We offer you our interview with David Mutua, Community Manager at Pawa254 :
Q: Present us the Sauti Project.
A: Sauti project is a programme by Al Jazeera Kiswahili and Pawa254 to train and empower citizen journalists in the region with an aim of encouraging them to tell the stories of their community that are important to them but may have been sidelined by the mainstream media.
Q: Tell us more about the name – Sauti, what is the meaning.
A: Sauti is a Swahili word for voice. We hope that the name will be an inspirational point for the journalists to enable them have a voice and tell their story.
Q: What is your goal?
A: The goal of the project is to empower the citizen journalists to always be aware and be ready to tell their story.
Q: Who is your partner in Sauti Project?
A: Sauti Project is a collaboration between Al Jazeera Kiswahili and Pawa254
Q: Is this the first citizen journalism project that Pawa254 is organizing?
A: Yes, this is the first citizen journalism training program that Pawa254 is organizing and we are hoping to do many more. Through our masterclasses and master talks, we seek to empower not only journalists but also freelance photographers and videographers to learn more about the industries they are in.
Q: In general, are there numerous citizen journalism workshops throughout Africa?
A: There are a couple citizen journalism projects undertaken by different media houses and information networks.
Q: Considering the increased presence of Internet, mobile phones and digitalization itself, do you manage to improve media and information system in East Africa today?
A: With the increase in modes of disseminating news, this has really worked to the advantage of citizen journalists as they are now able to show case their content to a large audience. The increased internet presence ensures that now citizen journalists can have a platform to show their work raw without mainstream media influences.
Q: Do traditional media accept citizen media in East Africa?
A: Some do but most will not unless it is exclusive content.
Q: How citizens of East Africa react to new media such as social media and Citizen journalism, are they happy to accept them or with caution?
A: Social media is big in East Africa especially in Kenya where many times Kenyans have set worldwide trending topics on Twitter. Social media enables citizen journalists to inform their followers of new stories. Social media also, sometimes, breaks news before it even reaches mainstream media. This has many times served as a point of information for many and as such, citizen journalists have an opportunity to break news with solid facts fast.
Q: Are you satisfied with the results of training?
A: The training is still on going. After the first training we now await for the trained journalists to start submitting stories, from the stories, then we are able to communicate back to them and advice them on ways they can improve on them.
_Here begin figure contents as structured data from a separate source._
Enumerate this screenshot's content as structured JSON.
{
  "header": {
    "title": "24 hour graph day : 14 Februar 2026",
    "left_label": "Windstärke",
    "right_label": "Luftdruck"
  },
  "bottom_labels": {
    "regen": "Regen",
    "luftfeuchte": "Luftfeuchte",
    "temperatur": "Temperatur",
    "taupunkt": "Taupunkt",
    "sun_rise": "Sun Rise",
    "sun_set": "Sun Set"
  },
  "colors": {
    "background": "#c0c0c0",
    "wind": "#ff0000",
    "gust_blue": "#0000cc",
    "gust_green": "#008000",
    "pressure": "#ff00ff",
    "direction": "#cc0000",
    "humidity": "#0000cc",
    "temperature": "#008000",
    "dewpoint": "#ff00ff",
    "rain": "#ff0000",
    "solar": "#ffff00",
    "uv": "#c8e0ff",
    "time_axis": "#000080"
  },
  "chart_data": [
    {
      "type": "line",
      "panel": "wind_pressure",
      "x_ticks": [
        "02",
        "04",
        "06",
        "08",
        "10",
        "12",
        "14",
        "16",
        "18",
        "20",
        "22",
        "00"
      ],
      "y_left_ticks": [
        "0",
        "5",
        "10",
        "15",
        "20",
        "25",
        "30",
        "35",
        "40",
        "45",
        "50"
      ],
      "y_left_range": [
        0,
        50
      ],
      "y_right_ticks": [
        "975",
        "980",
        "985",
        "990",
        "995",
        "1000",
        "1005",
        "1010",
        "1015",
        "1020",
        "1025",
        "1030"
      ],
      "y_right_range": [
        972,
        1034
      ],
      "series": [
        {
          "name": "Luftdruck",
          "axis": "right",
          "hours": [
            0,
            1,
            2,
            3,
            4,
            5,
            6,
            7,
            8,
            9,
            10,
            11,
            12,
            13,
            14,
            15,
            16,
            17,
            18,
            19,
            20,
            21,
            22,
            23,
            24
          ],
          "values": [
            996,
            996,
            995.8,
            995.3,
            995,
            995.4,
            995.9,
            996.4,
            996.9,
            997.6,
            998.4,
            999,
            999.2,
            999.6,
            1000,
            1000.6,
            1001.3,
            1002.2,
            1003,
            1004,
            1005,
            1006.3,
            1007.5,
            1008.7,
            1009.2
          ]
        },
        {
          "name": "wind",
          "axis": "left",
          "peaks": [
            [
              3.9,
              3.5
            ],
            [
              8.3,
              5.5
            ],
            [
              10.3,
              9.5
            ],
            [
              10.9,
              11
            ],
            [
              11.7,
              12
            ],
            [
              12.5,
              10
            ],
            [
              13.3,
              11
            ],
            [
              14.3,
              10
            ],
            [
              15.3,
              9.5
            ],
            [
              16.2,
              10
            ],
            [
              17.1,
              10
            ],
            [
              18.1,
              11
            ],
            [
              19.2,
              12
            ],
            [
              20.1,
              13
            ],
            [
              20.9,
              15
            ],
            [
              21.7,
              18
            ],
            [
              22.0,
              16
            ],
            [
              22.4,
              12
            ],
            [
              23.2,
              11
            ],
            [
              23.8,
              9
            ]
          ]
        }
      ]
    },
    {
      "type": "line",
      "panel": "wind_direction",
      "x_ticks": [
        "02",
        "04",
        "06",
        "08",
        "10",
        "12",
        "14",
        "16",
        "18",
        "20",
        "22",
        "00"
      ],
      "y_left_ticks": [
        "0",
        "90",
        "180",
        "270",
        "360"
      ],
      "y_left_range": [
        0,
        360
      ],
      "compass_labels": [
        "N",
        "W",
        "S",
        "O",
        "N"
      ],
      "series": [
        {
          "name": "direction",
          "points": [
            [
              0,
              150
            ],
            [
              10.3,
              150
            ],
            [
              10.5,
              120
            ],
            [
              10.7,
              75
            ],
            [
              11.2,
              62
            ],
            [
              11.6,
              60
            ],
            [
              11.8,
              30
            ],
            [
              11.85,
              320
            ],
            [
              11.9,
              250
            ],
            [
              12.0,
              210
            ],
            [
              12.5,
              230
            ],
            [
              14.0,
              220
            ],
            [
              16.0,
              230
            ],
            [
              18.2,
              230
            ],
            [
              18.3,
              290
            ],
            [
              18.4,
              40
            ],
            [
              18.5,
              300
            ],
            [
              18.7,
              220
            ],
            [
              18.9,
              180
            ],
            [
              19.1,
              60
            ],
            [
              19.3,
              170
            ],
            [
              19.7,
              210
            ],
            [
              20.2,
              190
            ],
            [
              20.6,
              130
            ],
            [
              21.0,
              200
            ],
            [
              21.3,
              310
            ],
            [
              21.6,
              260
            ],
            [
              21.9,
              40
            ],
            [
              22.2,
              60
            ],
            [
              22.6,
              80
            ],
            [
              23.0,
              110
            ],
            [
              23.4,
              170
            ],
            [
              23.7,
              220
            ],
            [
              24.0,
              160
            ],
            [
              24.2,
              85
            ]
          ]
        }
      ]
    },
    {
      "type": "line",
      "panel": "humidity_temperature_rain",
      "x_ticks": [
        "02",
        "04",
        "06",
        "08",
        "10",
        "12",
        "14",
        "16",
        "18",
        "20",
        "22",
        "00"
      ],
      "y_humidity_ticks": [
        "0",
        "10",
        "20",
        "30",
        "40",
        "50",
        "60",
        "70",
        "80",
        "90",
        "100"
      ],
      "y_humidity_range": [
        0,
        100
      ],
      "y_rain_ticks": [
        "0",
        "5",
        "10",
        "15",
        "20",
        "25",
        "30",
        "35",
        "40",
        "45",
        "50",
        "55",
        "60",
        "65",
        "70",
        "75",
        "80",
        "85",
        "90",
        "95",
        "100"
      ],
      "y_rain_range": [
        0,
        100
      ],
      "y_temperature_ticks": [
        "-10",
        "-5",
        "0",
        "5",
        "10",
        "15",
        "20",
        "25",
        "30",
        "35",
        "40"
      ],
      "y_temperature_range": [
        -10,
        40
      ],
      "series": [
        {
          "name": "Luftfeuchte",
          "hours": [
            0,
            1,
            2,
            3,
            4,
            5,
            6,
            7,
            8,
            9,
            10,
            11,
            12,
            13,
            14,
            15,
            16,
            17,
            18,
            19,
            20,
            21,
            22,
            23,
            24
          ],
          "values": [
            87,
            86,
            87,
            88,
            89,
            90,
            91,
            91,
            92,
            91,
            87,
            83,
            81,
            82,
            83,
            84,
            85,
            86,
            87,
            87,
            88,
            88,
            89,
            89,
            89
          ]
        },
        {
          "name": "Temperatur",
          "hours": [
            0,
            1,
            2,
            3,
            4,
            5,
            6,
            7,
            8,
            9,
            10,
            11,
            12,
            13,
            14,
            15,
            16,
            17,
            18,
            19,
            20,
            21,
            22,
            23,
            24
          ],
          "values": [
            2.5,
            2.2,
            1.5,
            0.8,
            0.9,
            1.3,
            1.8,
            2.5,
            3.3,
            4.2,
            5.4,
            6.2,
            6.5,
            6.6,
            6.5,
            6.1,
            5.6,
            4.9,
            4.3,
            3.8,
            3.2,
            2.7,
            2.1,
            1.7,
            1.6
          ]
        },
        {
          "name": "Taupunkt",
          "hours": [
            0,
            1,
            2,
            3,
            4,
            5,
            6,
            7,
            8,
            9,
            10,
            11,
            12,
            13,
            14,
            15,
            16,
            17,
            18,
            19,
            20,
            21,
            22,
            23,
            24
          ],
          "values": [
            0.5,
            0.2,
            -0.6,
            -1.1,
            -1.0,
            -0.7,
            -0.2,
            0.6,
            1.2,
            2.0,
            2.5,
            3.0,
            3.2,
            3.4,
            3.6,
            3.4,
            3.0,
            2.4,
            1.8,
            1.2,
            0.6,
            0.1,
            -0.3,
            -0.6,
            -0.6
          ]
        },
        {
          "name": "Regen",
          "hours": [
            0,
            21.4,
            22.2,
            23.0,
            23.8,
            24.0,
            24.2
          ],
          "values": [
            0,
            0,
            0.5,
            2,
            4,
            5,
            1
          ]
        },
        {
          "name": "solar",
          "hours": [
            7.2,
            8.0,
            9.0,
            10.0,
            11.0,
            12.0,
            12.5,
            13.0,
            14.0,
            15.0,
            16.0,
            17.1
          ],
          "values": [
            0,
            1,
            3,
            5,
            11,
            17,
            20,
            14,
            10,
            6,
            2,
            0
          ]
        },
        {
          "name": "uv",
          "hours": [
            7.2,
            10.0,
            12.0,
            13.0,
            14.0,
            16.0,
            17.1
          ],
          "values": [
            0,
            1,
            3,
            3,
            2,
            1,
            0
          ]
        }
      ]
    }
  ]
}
This second phase will be more targeted and assist the individual citizen journalist and we hope form this then a new crop of high quality citizen journalist.
Q: Do you plan to spread Sauti Project throughout Africa in the future?
A: Right now its on a pilot phase of three months to see the extent, reach and impact that it will have but plans are there to strengthen and consolidate it in East Africa.
Q: How do you see citizen journalism future in East Africa?
A: Citizen journalism will grow and strengthen in East Africa and become an alternative source of information by the community.